PHP’s serialize() function allows you represent PHP data structures as a string, which can then be parsed and restored to data with unserialize().

Because the string is very easy to generate, it opens up the possibility of using it in other languages to exchange data with PHP, which is what I’ve been doing with Javascript here. Other implementations exist in Ruby, Perl, Flash Actionscript and even C# – have put together a list of those I’ve found here.

In general this approach works nicely – no need to reinvent stuff on PHP’s side at least. But there’s one problem; how long is a string? As this bug shows, it’s a problem.
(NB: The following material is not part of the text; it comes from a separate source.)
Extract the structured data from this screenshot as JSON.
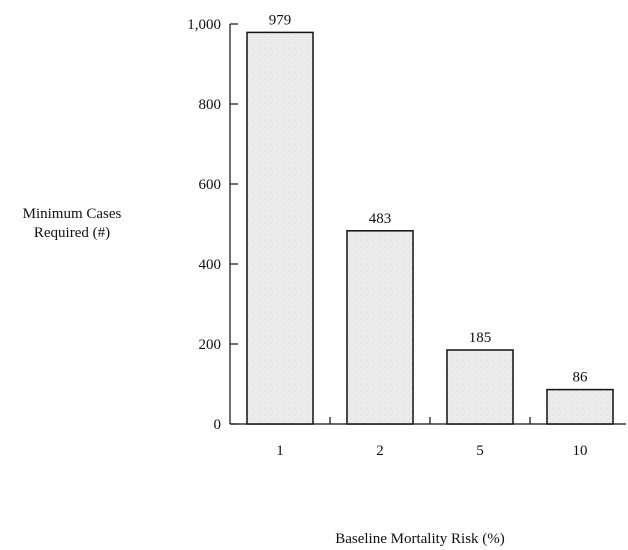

Using Javascript as the example, if I have a string like “Főő” (“Foo” using Hungarian o character – see here) (note Sitepoint have a problem it seems hence the entities showing up – you’ll need to look up the character)

var s = "Főő"; alert (s.length);

Will tell me the string length is 3 – Javascript (at least in Mozilla / IE) is smart when it comes to understanding what a character is.
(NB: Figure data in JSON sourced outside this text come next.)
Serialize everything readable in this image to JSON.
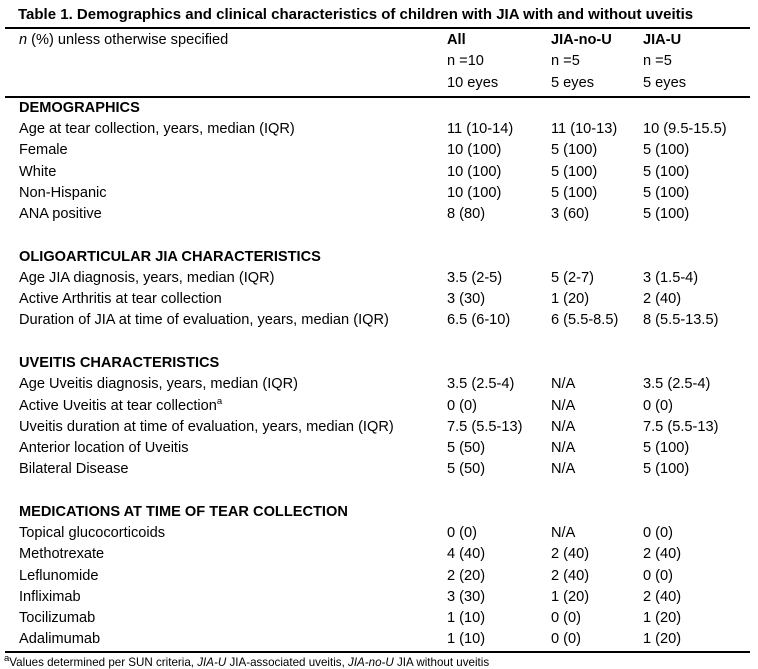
{
  "title": "Table 1. Demographics and clinical characteristics of children with JIA with and without uveitis",
  "colors": {
    "text": "#000000",
    "background": "#ffffff",
    "rule": "#000000"
  },
  "header": {
    "stub": {
      "italic": "n",
      "rest": " (%) unless otherwise specified"
    },
    "columns": [
      {
        "label": "All",
        "n": "n =10",
        "eyes": "10 eyes"
      },
      {
        "label": "JIA-no-U",
        "n": "n =5",
        "eyes": "5 eyes"
      },
      {
        "label": "JIA-U",
        "n": "n =5",
        "eyes": "5 eyes"
      }
    ]
  },
  "sections": [
    {
      "heading": "DEMOGRAPHICS",
      "rows": [
        {
          "label": "Age at tear collection, years, median (IQR)",
          "values": [
            "11 (10-14)",
            "11 (10-13)",
            "10 (9.5-15.5)"
          ]
        },
        {
          "label": "Female",
          "values": [
            "10 (100)",
            "5 (100)",
            "5 (100)"
          ]
        },
        {
          "label": "White",
          "values": [
            "10 (100)",
            "5 (100)",
            "5 (100)"
          ]
        },
        {
          "label": "Non-Hispanic",
          "values": [
            "10 (100)",
            "5 (100)",
            "5 (100)"
          ]
        },
        {
          "label": "ANA positive",
          "values": [
            "8 (80)",
            "3 (60)",
            "5 (100)"
          ]
        }
      ]
    },
    {
      "heading": "OLIGOARTICULAR JIA CHARACTERISTICS",
      "rows": [
        {
          "label": "Age JIA diagnosis, years, median (IQR)",
          "values": [
            "3.5 (2-5)",
            "5 (2-7)",
            "3 (1.5-4)"
          ]
        },
        {
          "label": "Active Arthritis at tear collection",
          "values": [
            "3 (30)",
            "1 (20)",
            "2 (40)"
          ]
        },
        {
          "label": "Duration of JIA at time of evaluation, years, median (IQR)",
          "values": [
            "6.5 (6-10)",
            "6 (5.5-8.5)",
            "8 (5.5-13.5)"
          ]
        }
      ]
    },
    {
      "heading": "UVEITIS CHARACTERISTICS",
      "rows": [
        {
          "label": "Age Uveitis diagnosis, years, median (IQR)",
          "values": [
            "3.5 (2.5-4)",
            "N/A",
            "3.5 (2.5-4)"
          ]
        },
        {
          "label": "Active Uveitis at tear collection",
          "sup": "a",
          "values": [
            "0 (0)",
            "N/A",
            "0 (0)"
          ]
        },
        {
          "label": "Uveitis duration at time of evaluation, years, median (IQR)",
          "values": [
            "7.5 (5.5-13)",
            "N/A",
            "7.5 (5.5-13)"
          ]
        },
        {
          "label": "Anterior location of Uveitis",
          "values": [
            "5 (50)",
            "N/A",
            "5 (100)"
          ]
        },
        {
          "label": "Bilateral Disease",
          "values": [
            "5 (50)",
            "N/A",
            "5 (100)"
          ]
        }
      ]
    },
    {
      "heading": "MEDICATIONS AT TIME OF TEAR COLLECTION",
      "rows": [
        {
          "label": "Topical glucocorticoids",
          "values": [
            "0 (0)",
            "N/A",
            "0 (0)"
          ]
        },
        {
          "label": "Methotrexate",
          "values": [
            "4 (40)",
            "2 (40)",
            "2 (40)"
          ]
        },
        {
          "label": "Leflunomide",
          "values": [
            "2 (20)",
            "2 (40)",
            "0 (0)"
          ]
        },
        {
          "label": "Infliximab",
          "values": [
            "3 (30)",
            "1 (20)",
            "2 (40)"
          ]
        },
        {
          "label": "Tocilizumab",
          "values": [
            "1 (10)",
            "0 (0)",
            "1 (20)"
          ]
        },
        {
          "label": "Adalimumab",
          "values": [
            "1 (10)",
            "0 (0)",
            "1 (20)"
          ]
        }
      ]
    }
  ],
  "footnote": {
    "parts": [
      {
        "text": "a",
        "style": "sup"
      },
      {
        "text": "Values determined per SUN criteria, ",
        "style": "normal"
      },
      {
        "text": "JIA-U",
        "style": "italic"
      },
      {
        "text": " JIA-associated uveitis, ",
        "style": "normal"
      },
      {
        "text": "JIA-no-U",
        "style": "italic"
      },
      {
        "text": " JIA without uveitis",
        "style": "normal"
      }
    ]
  }
}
When serializing this string for PHP, using Javascript, it’s length forms part of the encoding, looking like;

s:3:"Főő";

Unfortunately, depending on the character set being used on the server where PHP is running, PHP won’t see the string as 3 characters – will be a higher number – probably 5 for most people – PHP regards a character as being 1 byte in length. In other words if I just send the string length Javascript sees, PHP’s unserialize() function will complain that the reported length of the string doesn’t match the actual length.

There’s a good explaination of the general problem from Derick here (PDF). You can see for yourself by running the following (make sure your editor is using something like a Unicode code page – see the global properties in SciTE);

The result will probably look something like;

s:5:"Főő";

So how to fix this? How do I get Javascript to report a string length which will be the same as PHP sees it (the number of bytes in the string)?
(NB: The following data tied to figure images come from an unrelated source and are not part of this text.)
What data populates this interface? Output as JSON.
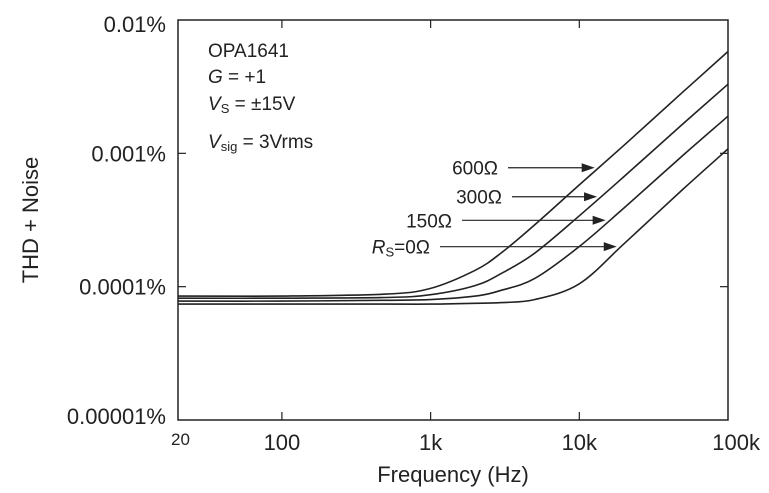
{
  "chart_data": {
    "type": "line",
    "x_scale": "log",
    "y_scale": "log",
    "xlim": [
      20,
      100000
    ],
    "ylim": [
      1e-05,
      0.01
    ],
    "xlabel": "Frequency (Hz)",
    "ylabel": "THD + Noise",
    "x_ticks": [
      {
        "value": 20,
        "label": "20"
      },
      {
        "value": 100,
        "label": "100"
      },
      {
        "value": 1000,
        "label": "1k"
      },
      {
        "value": 10000,
        "label": "10k"
      },
      {
        "value": 100000,
        "label": "100k"
      }
    ],
    "y_ticks": [
      {
        "value": 0.01,
        "label": "0.01%"
      },
      {
        "value": 0.001,
        "label": "0.001%"
      },
      {
        "value": 0.0001,
        "label": "0.0001%"
      },
      {
        "value": 1e-05,
        "label": "0.00001%"
      }
    ],
    "grid": false,
    "info_box": {
      "device": "OPA1641",
      "gain": {
        "var": "G",
        "rest": " = +1"
      },
      "supply": {
        "var": "V",
        "sub": "S",
        "rest": " = ±15V"
      },
      "signal": {
        "var": "V",
        "sub": "sig",
        "rest": " = 3Vrms"
      }
    },
    "series": [
      {
        "name": "600Ω",
        "x": [
          20,
          100,
          500,
          1000,
          2000,
          3000,
          5000,
          10000,
          20000,
          50000,
          100000
        ],
        "values": [
          8.5e-05,
          8.5e-05,
          8.8e-05,
          9.7e-05,
          0.000133,
          0.00018,
          0.00029,
          0.00058,
          0.00115,
          0.0029,
          0.0058
        ]
      },
      {
        "name": "300Ω",
        "x": [
          20,
          100,
          500,
          1000,
          2000,
          3000,
          5000,
          10000,
          20000,
          50000,
          100000
        ],
        "values": [
          8.2e-05,
          8.2e-05,
          8.3e-05,
          8.7e-05,
          0.000102,
          0.000126,
          0.000178,
          0.00034,
          0.00067,
          0.00167,
          0.0033
        ]
      },
      {
        "name": "150Ω",
        "x": [
          20,
          100,
          500,
          1000,
          2000,
          3000,
          5000,
          10000,
          20000,
          50000,
          100000
        ],
        "values": [
          7.8e-05,
          7.8e-05,
          7.9e-05,
          8e-05,
          8.5e-05,
          9.4e-05,
          0.000115,
          0.0002,
          0.00039,
          0.00097,
          0.0019
        ]
      },
      {
        "name": "0Ω",
        "label_prefix": {
          "var": "R",
          "sub": "S",
          "rest": "=0Ω"
        },
        "x": [
          20,
          100,
          500,
          1000,
          2000,
          3000,
          5000,
          10000,
          20000,
          50000,
          100000
        ],
        "values": [
          7.4e-05,
          7.4e-05,
          7.4e-05,
          7.4e-05,
          7.5e-05,
          7.6e-05,
          8e-05,
          0.000105,
          0.00021,
          0.00054,
          0.00108
        ]
      }
    ],
    "arrows": [
      {
        "series": "600Ω",
        "label": "600Ω",
        "at_x": 13500
      },
      {
        "series": "300Ω",
        "label": "300Ω",
        "at_x": 14000
      },
      {
        "series": "150Ω",
        "label": "150Ω",
        "at_x": 16000
      },
      {
        "series": "0Ω",
        "label": "RS=0Ω",
        "at_x": 19000
      }
    ]
  }
}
So far I’ve been converting strings in Javascript to UTF-8 which, basically by planned coincidence, works if the server where PHP is running is using something like ISO-8859-1 (western Europe). The number of bytes for a character in UTF-8 generally matches the number of bytes it will be represented as in ISO-8859-1 (even if it looks strange). Unfortunately that does work on Sourceforge – locale(1) actually reports LC_CTYPE=”en_US.UTF-8″ (which confuses me further and may be missing the point).

Want to avoid doing character set conversions in PHP at all costs (for a start iconv has only just become part of the default PHP distribution) or attempt to report the locale the OS is using to Javascript, as there’s not standard API for obtaining that information in PHP. Looking at what other people have done, doesn’t look like any have thought about anything but US-ASCII (so no useful inspiration unfortunately).

Any ideas?

Side note – although browsers automatically deal with form character encoding, it looks like XmlHttpRequest in both Mozilla and IE leaves it up to the developer to deal with, when POSTing data irrespective of the HTTP request headers you set (haven’t 100% confirmed that though).